AppleSkin™ is an award-winning product, it is a bio-based leather alternative. It is an innovative new material that is made with waste recovered from the fruit juice industry. Made in Italy from apples grown in Bolzano, a city in the north of the country, the material is approximately 20-30% apple. It is vegan and cruelty-free.
Who makes it?
Frumat Leather was founded by Hannes Parth and they are the company behind the Apple Leather. Frumat received the Technology and Innovation Award in 2018 for their innovative textile technology.
Mabel SRL is located in Florence, Italy. Mabel is the company that physically manufactures the AppleSkin material. The process is patented by Frumat.
How is it made?
A mushy pulp (made up of cellulose fibers) is left over as a result of juicing apples on an industrial scale. The AppleSkin material is produced by recovering this waste product, that would otherwise be discarded, and transforming it into the final material.
The precise process is a trade secret, but we do know that to make the leather, the apple waste, from apples cultivated in Italy, is dried and ground into powder. This powder is mixed with pigments and a binder and spread out onto a canvas, until it turns into a leather-like material, which is PETA-approved vegan.

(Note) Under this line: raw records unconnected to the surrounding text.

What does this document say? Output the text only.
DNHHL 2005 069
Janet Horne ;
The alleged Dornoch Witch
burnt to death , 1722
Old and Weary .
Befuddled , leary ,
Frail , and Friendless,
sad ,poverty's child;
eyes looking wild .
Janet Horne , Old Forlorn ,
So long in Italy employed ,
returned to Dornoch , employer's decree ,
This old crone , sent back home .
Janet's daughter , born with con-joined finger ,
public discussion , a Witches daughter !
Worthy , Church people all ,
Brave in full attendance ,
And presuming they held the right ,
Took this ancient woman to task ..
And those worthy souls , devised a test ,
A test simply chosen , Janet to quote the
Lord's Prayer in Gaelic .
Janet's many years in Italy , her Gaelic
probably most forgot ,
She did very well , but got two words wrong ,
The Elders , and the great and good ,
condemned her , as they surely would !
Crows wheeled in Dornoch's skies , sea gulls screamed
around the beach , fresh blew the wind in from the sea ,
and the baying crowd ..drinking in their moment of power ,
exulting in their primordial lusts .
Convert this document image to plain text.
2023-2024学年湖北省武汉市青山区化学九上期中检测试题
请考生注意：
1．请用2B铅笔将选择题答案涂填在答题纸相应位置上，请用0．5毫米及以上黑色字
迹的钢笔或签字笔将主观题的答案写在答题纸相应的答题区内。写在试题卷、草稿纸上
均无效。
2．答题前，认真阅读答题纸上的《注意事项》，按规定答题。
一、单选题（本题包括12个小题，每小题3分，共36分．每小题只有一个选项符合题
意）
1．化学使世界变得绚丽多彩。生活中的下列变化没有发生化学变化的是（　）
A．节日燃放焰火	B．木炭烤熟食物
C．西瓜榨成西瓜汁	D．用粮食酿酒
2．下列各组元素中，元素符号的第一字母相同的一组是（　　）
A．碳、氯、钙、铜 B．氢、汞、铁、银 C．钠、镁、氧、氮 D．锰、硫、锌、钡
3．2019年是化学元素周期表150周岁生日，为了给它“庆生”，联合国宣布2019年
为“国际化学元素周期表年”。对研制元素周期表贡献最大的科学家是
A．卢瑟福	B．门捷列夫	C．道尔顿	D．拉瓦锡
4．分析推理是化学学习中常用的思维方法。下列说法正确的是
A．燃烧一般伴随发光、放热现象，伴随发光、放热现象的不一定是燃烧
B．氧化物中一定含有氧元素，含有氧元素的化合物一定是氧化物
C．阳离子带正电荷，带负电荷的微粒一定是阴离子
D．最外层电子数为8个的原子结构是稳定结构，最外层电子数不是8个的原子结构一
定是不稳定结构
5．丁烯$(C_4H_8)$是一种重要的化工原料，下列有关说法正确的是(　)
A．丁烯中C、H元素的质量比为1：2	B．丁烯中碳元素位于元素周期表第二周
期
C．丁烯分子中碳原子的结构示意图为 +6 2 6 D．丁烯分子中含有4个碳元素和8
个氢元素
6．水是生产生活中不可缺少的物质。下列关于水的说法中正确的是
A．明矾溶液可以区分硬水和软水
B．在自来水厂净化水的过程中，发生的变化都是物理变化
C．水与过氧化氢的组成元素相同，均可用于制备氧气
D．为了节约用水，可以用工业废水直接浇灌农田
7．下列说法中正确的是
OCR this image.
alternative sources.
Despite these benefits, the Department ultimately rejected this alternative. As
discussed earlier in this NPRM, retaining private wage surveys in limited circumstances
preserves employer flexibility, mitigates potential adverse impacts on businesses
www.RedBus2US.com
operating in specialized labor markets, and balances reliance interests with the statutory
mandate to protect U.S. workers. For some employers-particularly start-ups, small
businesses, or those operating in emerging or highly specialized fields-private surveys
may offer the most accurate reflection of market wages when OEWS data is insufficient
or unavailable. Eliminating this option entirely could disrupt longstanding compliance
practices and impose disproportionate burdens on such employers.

Using the cores and skins discarded from the industrial food industry, apples are puréed, spread on a solid sheet and dehydrated until almost all of the moisture has been removed. This purée turns into a flexible, leathery sheet that is then combined with Polyurethane to create the vegan leather.
Why is it sustainable?
Fewer virgin materials equate to fewer natural resources being extracted from the planet, lower emissions, and lower energy consumption across the entire supply chain.
According LUXTRA "AppleSkin is an attractive, versatile, and high-performance material that upcycles waste material - always a plus in our eyes. It's manufactured in Florence, Italy a mere 6 kilometers from the workshops that create our products, helping to minimize our carbon footprint."